Tech contracts are some of the most mispriced things you can trade, and the reason is simple. They pull in people who have very strong opinions about technology and very poor calibration on how long things actually take. High conviction plus bad timelines is a great recipe for spreads that do not show up in more efficiently priced categories.
Product Launch and Adoption Markets
A contract on whether a company ships a specific product by a certain date looks easy and prices terribly. Launches hang on internal corporate decisions, supply chain readiness, competitive pressure, and sometimes regulatory sign-off. Almost none of that is visible from the outside.
Tech insiders, the analysts who cover the company, and supply chain contacts have a real edge here. If you are not one of those people, you are trading against someone who might literally know the company's plans, and that is a bad seat to sit in.
Adoption contracts are friendlier. Asking how many users a product lands or whether it hits a market-share number depends on observable dynamics, not a boardroom. You can build a reasonable estimate from public download data, web traffic, and competitive comparisons. These tend to be priced loosely because most participants never bother modeling an adoption curve.
AI Milestone Markets
Markets on AI capabilities have exploded. Whether a model clears a benchmark, whether autonomous vehicles reach a deployment level, whether AI-generated content passes some quality bar. They are also about the least efficient markets I've seen.

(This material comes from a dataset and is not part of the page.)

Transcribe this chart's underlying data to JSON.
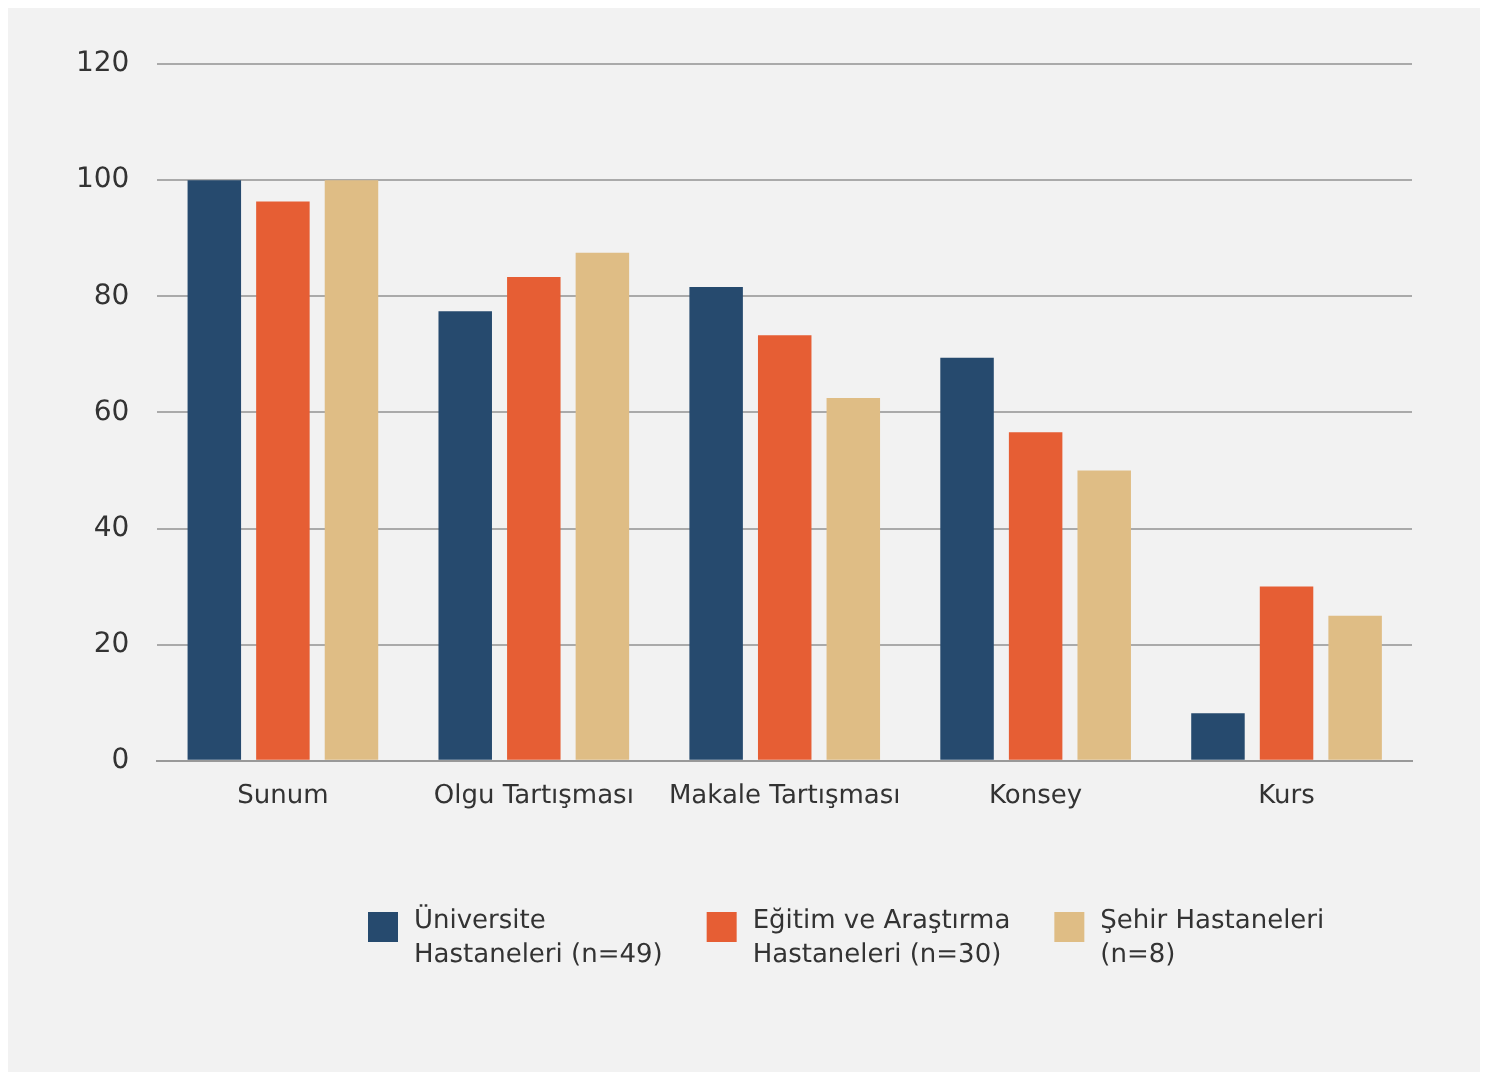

The inefficiency comes straight from disagreement about the pace of AI progress. One camp thinks we're on the edge of rapid, transformative jumps. The other thinks current approaches are already hitting diminishing returns. Both price the same contract, and they price it wildly differently, so you get fat spreads and jumpy moves.
The useful split is between milestones that need a research breakthrough and milestones that just need scaling something that already works. Whether a model surpasses human performance on a brand-new benchmark is a research bet, genuinely hard to price. Whether AI-powered customer service reaches some market penetration is a business-adoption bet, and adoption follows curves you can actually reason about.
The Hype Cycle Effect
Tech markets ride the Gartner hype cycle hard. Inflated expectations, then disillusionment, then slow productivity. When a technology is at peak coverage, contracts on its near-term milestones tend to be overpriced. Once it slides into the trough, the same contracts tend to get cheap.
Track media sentiment, map it to where the technology sits on that curve, and you get a rough sense of which way the mispricing leans. Near peak hype, selling the optimistic side is usually right. During the disillusionment stretch, buying it often is, because the technology usually does deliver eventually, just on a slower clock than the peak promised.
Resolution Challenges in Tech Markets
Tech contracts also carry ugly resolution criteria. What counts as an autonomous vehicle, Level 3, 4, or 5? What separates a real market launch from a limited beta? When is a benchmark truly surpassed versus hit under narrow conditions that don't generalize?
That definitional mush is real resolution risk, and it doesn't exist in simpler markets. Before you touch a tech contract, read the resolution rules and ask whether they're tight enough to produce one unambiguous outcome. If they're vague, the price on screen might be answering a different question than the one in your head.
The Time Horizon Advantage
There's a consistent bias worth naming. Tech markets underestimate how long things take and overestimate how big the impact will be. That's Amara's Law, and it hands you a clean playbook. On near-term contracts inside six months, the NO side tends to be underpriced because everyone's too optimistic about timelines. On long-dated contracts three years out or more, the YES side tends to be underpriced because people discount the cumulative odds of the thing eventually just working.
None of this is a substitute for reading the fine print on each contract, but if you start from that timeline bias and check the resolution rules before you size in, you're already ahead of most of the room.